Люсинда Паркер, в ночной рубашке и старых кожаных ботинках, несмотря на студеный воздух, рванулась через болото. Она упала на колени перед лицом чего–то грандиозного, неизбежного, исполненного такой скорби. Свои длинные темные волосы она заплетала в косу, свисавшую вдоль спины. В ней уже виднелись седые пряди. Возможно, люди в городе думали, что она слишком стара и слишком уродлива, чтобы быть настоящей женщиной для мужчины, принести ему удовольствие и создать жизнь. Никто не заметил, когда ее талия раздалась. Иногда, приходя в город, чтобы купить продукты для хозяев, она плакала. Но никто не озаботился поинтересоваться, что у нее были за неприятности. Она была уродливой, ну подумаешь, стала еще чуть–чуть страшнее. Она была неинтересной и толстой, ну подумаешь, стала еще чуть толще. Чтобы никто не услышал ее стонов, она укрылась в коровнике за три ночи до того, как почувствовала, что готова. Но она не стонала, она даже не вскрикнула, она только пожелала, чтобы мир кончился, чтобы человек, сделавший это с ней, рухнул на землю и умер и чтобы дневной свет никогда не засиял снова.
Теперь у Люсинды был ребенок. Дитя, спрятанное под шалью так, что его можно было принять за что угодно — за морские ракушки, найденные на берегу, за спаржу, собранную на огороде, за голубку, упавшую с неба. Дитя было без единого изъяна. Она развернула его и поцеловала, хотя раньше боялась делать это, чтобы не начать чувствовать что–нибудь. В душе у нее царила пустота, безбрежная, как открытое море.

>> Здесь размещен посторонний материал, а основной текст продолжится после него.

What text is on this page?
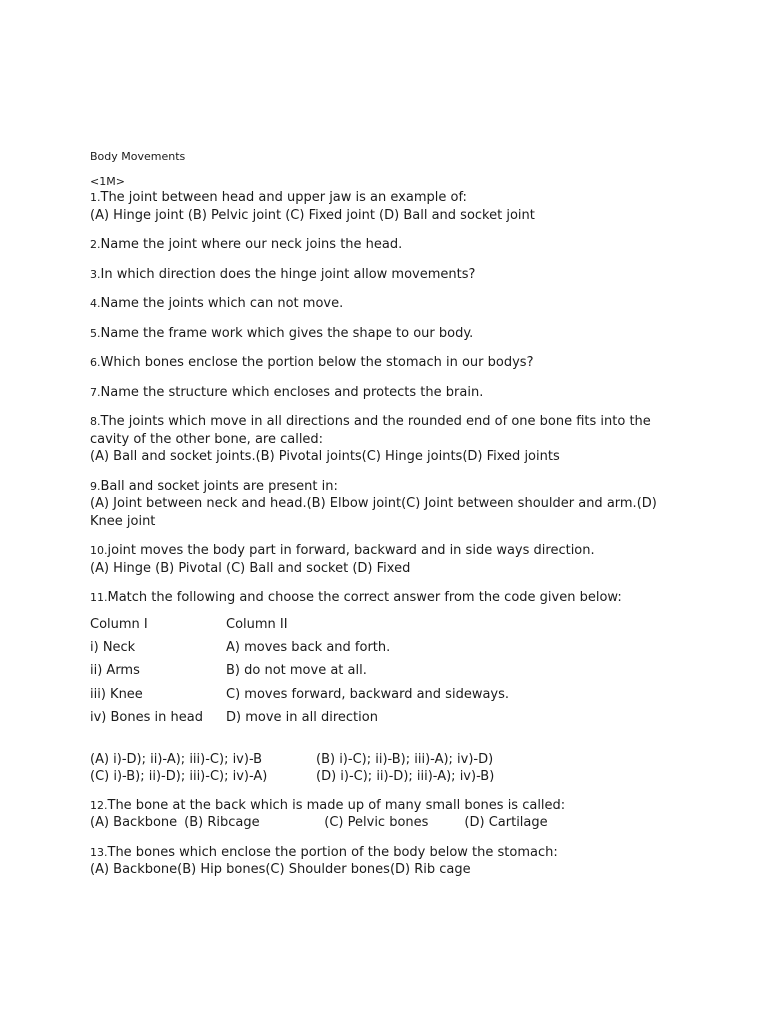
Body Movements
<1M>

1.The joint between head and upper jaw is an example of:

(A) Hinge joint (B) Pelvic joint (C) Fixed joint (D) Ball and socket joint

2.Name the joint where our neck joins the head.

3.In which direction does the hinge joint allow movements?

4.Name the joints which can not move.

5.Name the frame work which gives the shape to our body.

6.Which bones enclose the portion below the stomach in our bodys?

7.Name the structure which encloses and protects the brain.

8.The joints which move in all directions and the rounded end of one bone fits into the cavity of the other bone, are called:

(A) Ball and socket joints.(B) Pivotal joints(C) Hinge joints(D) Fixed joints

9.Ball and socket joints are present in:

(A) Joint between neck and head.(B) Elbow joint(C) Joint between shoulder and arm.(D) Knee joint

10.joint moves the body part in forward, backward and in side ways direction.

(A) Hinge (B) Pivotal (C) Ball and socket (D) Fixed

11.Match the following and choose the correct answer from the code given below:

Column I	Column II
i) Neck	A) moves back and forth.
ii) Arms	B) do not move at all.
iii) Knee	C) moves forward, backward and sideways.
iv) Bones in head	D) move in all direction
(A) i)-D); ii)-A); iii)-C); iv)-B	(B) i)-C); ii)-B); iii)-A); iv)-D)
(C) i)-B); ii)-D); iii)-C); iv)-A)	(D) i)-C); ii)-D); iii)-A); iv)-B)

12.The bone at the back which is made up of many small bones is called:

(A) Backbone (B) Ribcage	(C) Pelvic bones	(D) Cartilage

13.The bones which enclose the portion of the body below the stomach:

(A) Backbone(B) Hip bones(C) Shoulder bones(D) Rib cage
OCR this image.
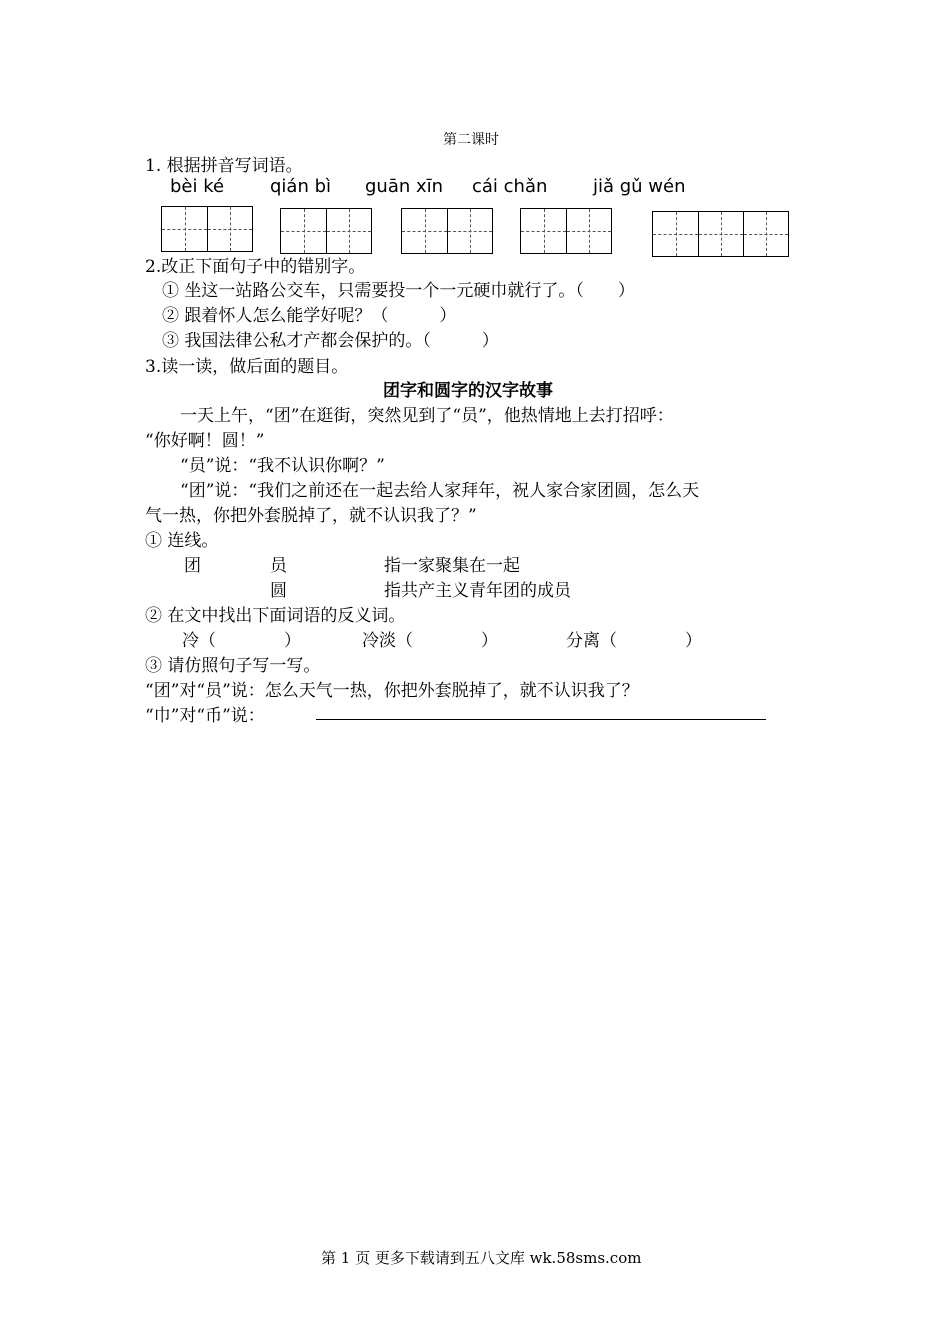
第二课时
1. 根据拼音写词语。
bèi ké	qián bì guān xīn cái chǎn	jiǎ gǔ wén
2.改正下面句子中的错别字。
① 坐这一站路公交车，只需要投一个一元硬巾就行了。（　　）
② 跟着怀人怎么能学好呢？（　　　）
③ 我国法律公私才产都会保护的。（　　　）
3.读一读，做后面的题目。
团字和圆字的汉字故事
一天上午，“团”在逛街，突然见到了“员”，他热情地上去打招呼：
“你好啊！圆！”
“员”说：“我不认识你啊？”
“团”说：“我们之前还在一起去给人家拜年，祝人家合家团圆，怎么天
气一热，你把外套脱掉了，就不认识我了？”
① 连线。
团	员
圆
指一家聚集在一起
指共产主义青年团的成员
② 在文中找出下面词语的反义词。
冷（　　　　）	冷淡（　　　　）	分离（　　　　）
③ 请仿照句子写一写。
“团”对“员”说：怎么天气一热，你把外套脱掉了，就不认识我了？
“巾”对“币”说：
第 1 页 更多下载请到五八文库 wk.58sms.com
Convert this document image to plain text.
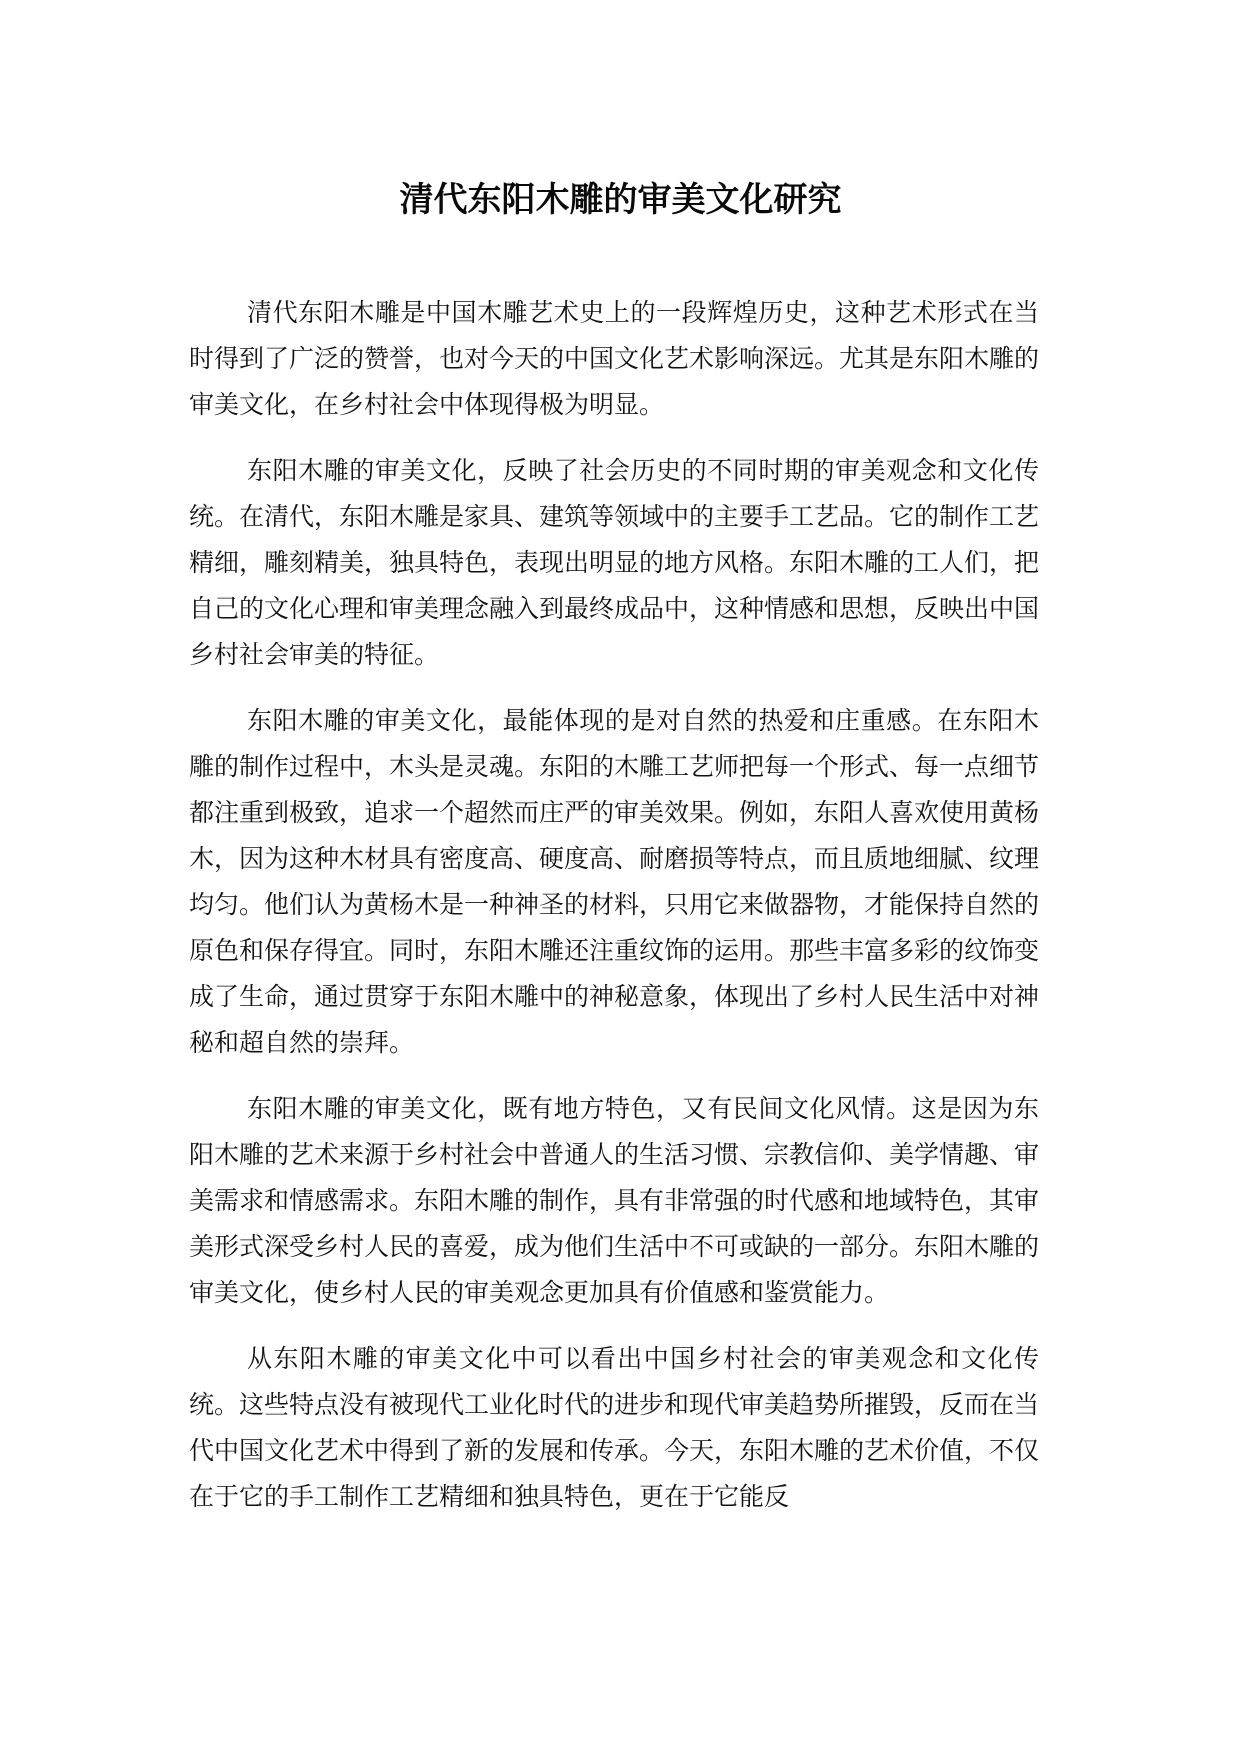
清代东阳木雕的审美文化研究

清代东阳木雕是中国木雕艺术史上的一段辉煌历史，这种艺术形式在当时得到了广泛的赞誉，也对今天的中国文化艺术影响深远。尤其是东阳木雕的审美文化，在乡村社会中体现得极为明显。

东阳木雕的审美文化，反映了社会历史的不同时期的审美观念和文化传统。在清代，东阳木雕是家具、建筑等领域中的主要手工艺品。它的制作工艺精细，雕刻精美，独具特色，表现出明显的地方风格。东阳木雕的工人们，把自己的文化心理和审美理念融入到最终成品中，这种情感和思想，反映出中国乡村社会审美的特征。

东阳木雕的审美文化，最能体现的是对自然的热爱和庄重感。在东阳木雕的制作过程中，木头是灵魂。东阳的木雕工艺师把每一个形式、每一点细节都注重到极致，追求一个超然而庄严的审美效果。例如，东阳人喜欢使用黄杨木，因为这种木材具有密度高、硬度高、耐磨损等特点，而且质地细腻、纹理均匀。他们认为黄杨木是一种神圣的材料，只用它来做器物，才能保持自然的原色和保存得宜。同时，东阳木雕还注重纹饰的运用。那些丰富多彩的纹饰变成了生命，通过贯穿于东阳木雕中的神秘意象，体现出了乡村人民生活中对神秘和超自然的崇拜。

东阳木雕的审美文化，既有地方特色，又有民间文化风情。这是因为东阳木雕的艺术来源于乡村社会中普通人的生活习惯、宗教信仰、美学情趣、审美需求和情感需求。东阳木雕的制作，具有非常强的时代感和地域特色，其审美形式深受乡村人民的喜爱，成为他们生活中不可或缺的一部分。东阳木雕的审美文化，使乡村人民的审美观念更加具有价值感和鉴赏能力。

从东阳木雕的审美文化中可以看出中国乡村社会的审美观念和文化传统。这些特点没有被现代工业化时代的进步和现代审美趋势所摧毁，反而在当代中国文化艺术中得到了新的发展和传承。今天，东阳木雕的艺术价值，不仅在于它的手工制作工艺精细和独具特色，更在于它能反
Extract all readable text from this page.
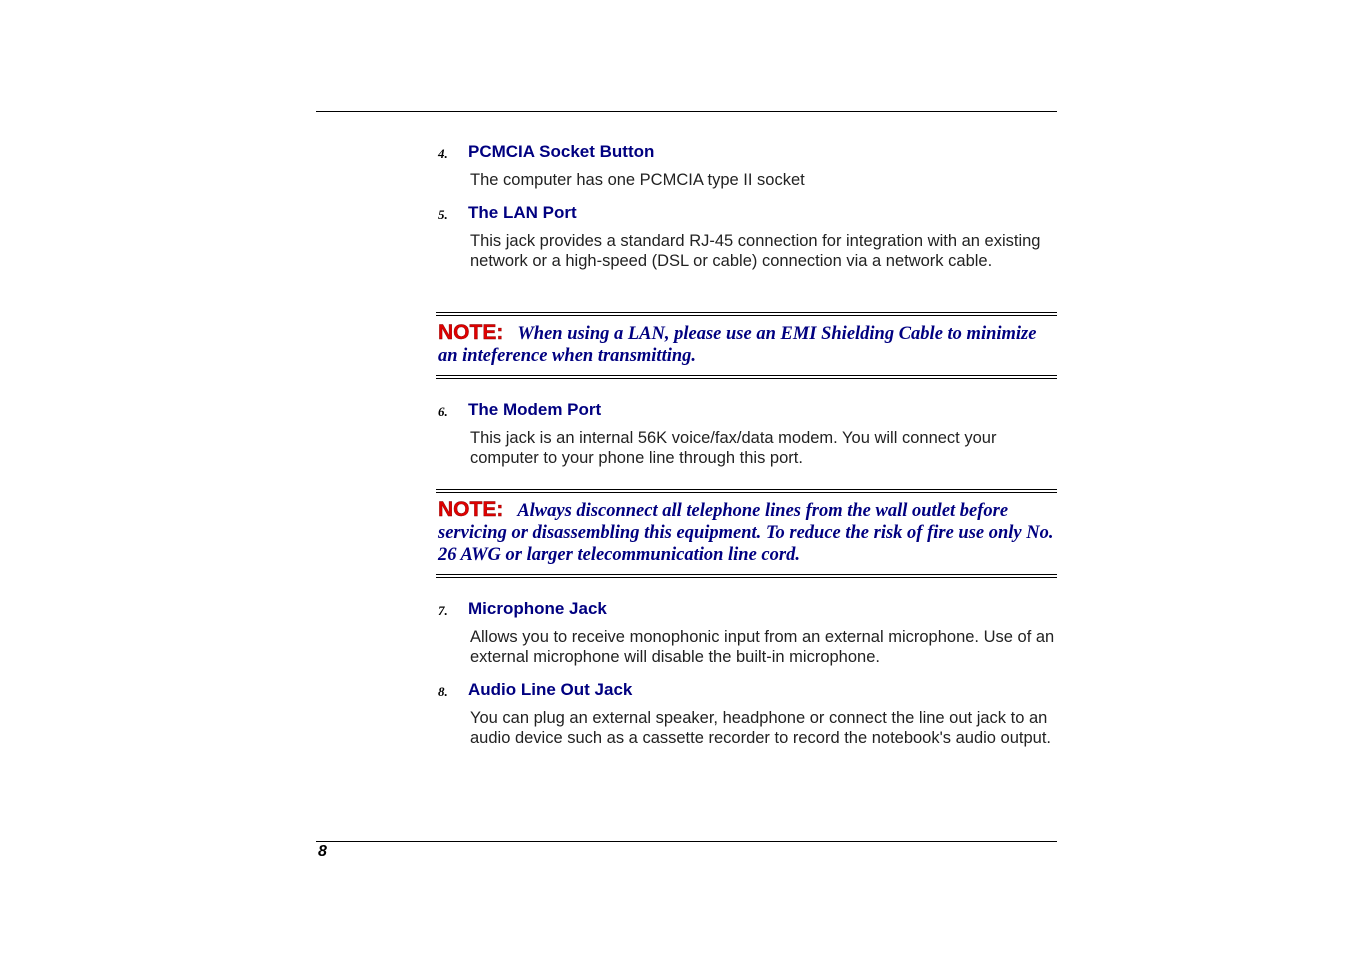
4. PCMCIA Socket Button
The computer has one PCMCIA type II socket
5. The LAN Port
This jack provides a standard RJ-45 connection for integration with an existing network or a high-speed (DSL or cable) connection via a network cable.
NOTE: When using a LAN, please use an EMI Shielding Cable to minimize an inteference when transmitting.
6. The Modem Port
This jack is an internal 56K voice/fax/data modem. You will connect your computer to your phone line through this port.
NOTE: Always disconnect all telephone lines from the wall outlet before servicing or disassembling this equipment. To reduce the risk of fire use only No. 26 AWG or larger telecommunication line cord.
7. Microphone Jack
Allows you to receive monophonic input from an external microphone. Use of an external microphone will disable the built-in microphone.
8. Audio Line Out Jack
You can plug an external speaker, headphone or connect the line out jack to an audio device such as a cassette recorder to record the notebook's audio output.
8
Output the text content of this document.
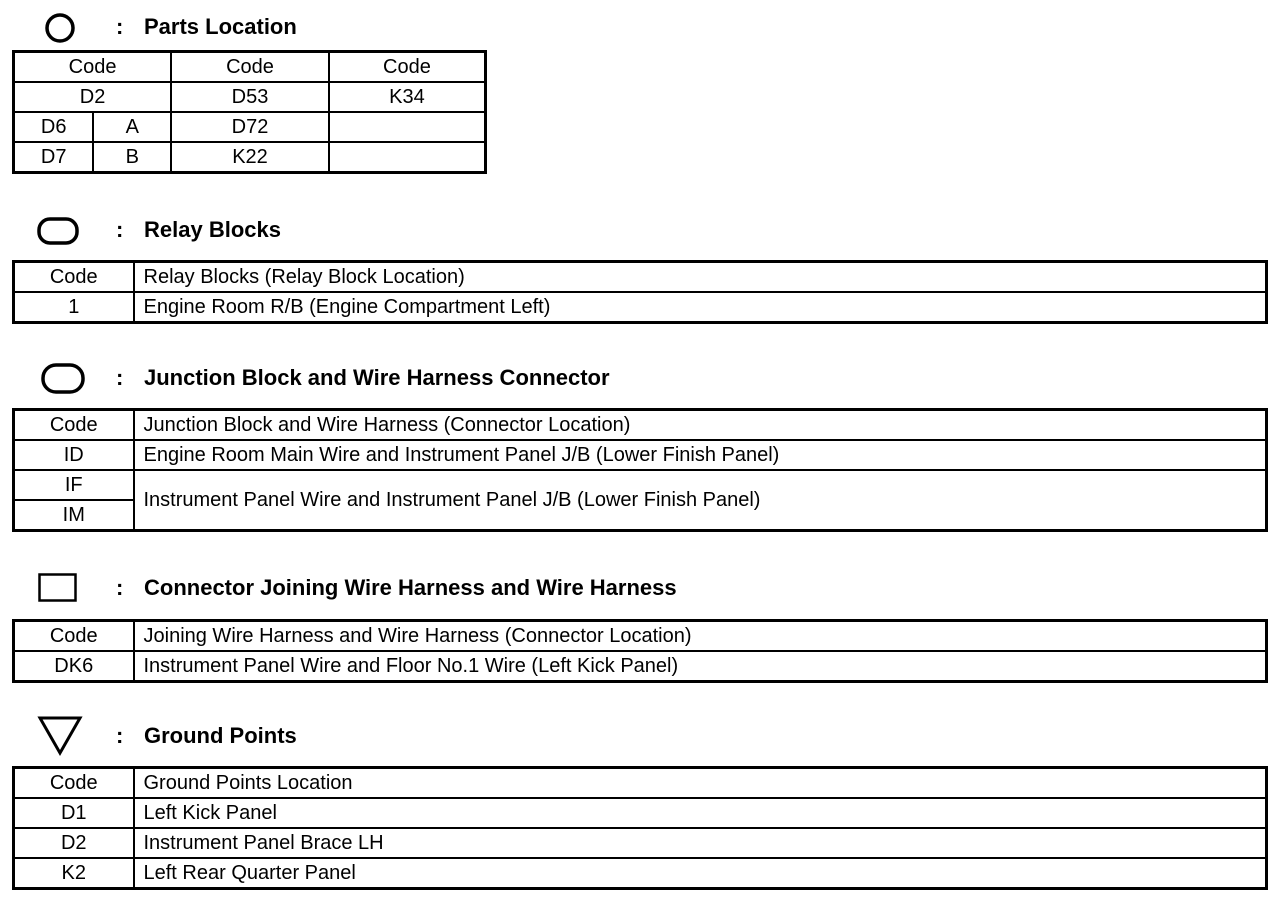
: Parts Location
Code		Code	Code
D2		D53	K34
D6	A	D72	
D7	B	K22	
: Relay Blocks
Code	Relay Blocks (Relay Block Location)
1	Engine Room R/B (Engine Compartment Left)
: Junction Block and Wire Harness Connector
Code	Junction Block and Wire Harness (Connector Location)
ID	Engine Room Main Wire and Instrument Panel J/B (Lower Finish Panel)
IF	Instrument Panel Wire and Instrument Panel J/B (Lower Finish Panel)
IM	
: Connector Joining Wire Harness and Wire Harness
Code	Joining Wire Harness and Wire Harness (Connector Location)
DK6	Instrument Panel Wire and Floor No.1 Wire (Left Kick Panel)
: Ground Points
Code	Ground Points Location
D1	Left Kick Panel
D2	Instrument Panel Brace LH
K2	Left Rear Quarter Panel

Она понесла новорожденного по тропке между умирающими китами, пока не дошла до границы низкой воды, где тростниковые заросли стояли высоко, как камыш. Слой соли был такой толстый, что выглядел как корочка льда. Она стояла там, в лунном свете под розовыми облаками, глядя на то, как поднимается солнце, разбивая мир на полосы желтого и голубого, снова возвращая дневной свет, неотвратимый дневной свет в мир, не оставлявший, казалось бы, никакого выбора. Только инстинкт, только поступок, на который могла решиться отчаявшаяся женщина в такое утро.
В этот ранний час Ларкин был на дороге совсем один. На плече у него нетяжелой ношей лежал деревянный черпак для клюквы. Черпак давно превратился в его неотъемлемую часть, словно продолжение руки, да и выкрашен он был в такой же красный цвет, что и его живая плоть. Ларкин унюхал китов еще до того, как увидел. А когда он свернул на дамбу, перед ним предстала вся картина. Киты уже начали разлагаться, и в воздухе было полно мух–однодневок, и соли, и вони протухшего яйца.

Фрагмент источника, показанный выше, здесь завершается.